MSHA Issues Belt Air Rule

The U.S. Department of Labor's Mine Safety and Health Administration published a proposed belt air rule in yesterday's Federal Register that the agency said will improve belt materials and fire protection in underground coal mines.

The proposal would implement the recommendations of the Technical Study Panel on the Utilization of Belt Air and the Composition and Fire Retardant Properties of Belt Material in Underground Coal Mining, which Secretary of Labor Elaine L. Chao established in accordance with Section 11 of the Mine Improvement and New Emergency Response (MINER) Act of 2006. The panel, which is composed of government officials, academics, and consultants, conducted an independent scientific engineering review and issued its report and recommendations last December.

"The objective of this proposed rule is to improve mine safety by significantly reducing the hazard of conveyor belt fires in underground coal mines," said Richard E. Stickler, acting assistant secretary of labor for mine safety and health. "Thanks to the unanimous recommendations of the Technical Study Panel, MSHA has published a proposed rule that would include requirements for improved flame-resistant conveyor belts, fire prevention and detection in belt entries, standardized tactile signals on lifelines, and approval of the use of air from the belt entry to ventilate working sections."

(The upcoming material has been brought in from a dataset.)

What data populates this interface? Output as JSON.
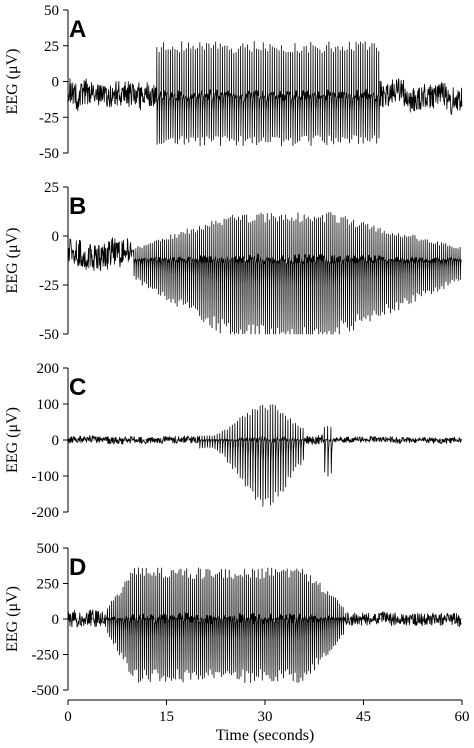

Under the proposal, underground coal mine operators would be required to purchase conveyer belts that are more flame resistant than those under the existing standard beginning one year after the effective date of the final rule. Existing belts would be permitted until replacement is necessary. Mine operators would also be required to replace point-type heat sensors with carbon monoxide sensors, install smoke sensors, improve belt maintenance, and standardize lifeline signals to identify direction of travel to the surface, storage caches for self-contained self-rescuers, obstructions to escape, and refuge alternatives.

Additionally, the proposed rule would require the primary intake escapeway to have a higher ventilating pressure than the belt entry, establish airlocks where high air pressure differentials exist between air courses on personnel doors along escapeways, establish minimum and maximum air velocities in belt entries, and require reduced dust levels in belt entries for mines that use air from the belt entry to ventilate the working section.

MSHA will accept comments until Sept. 8, 2008, and conduct four public hearings on the proposed rule. The dates and locations of the public hearings are Aug. 19 in Salt Lake City; Aug. 21 in Lexington, Ky.; Aug. 26 in Charleston, W.Va; and Aug. 28 in Birmingham, Ala.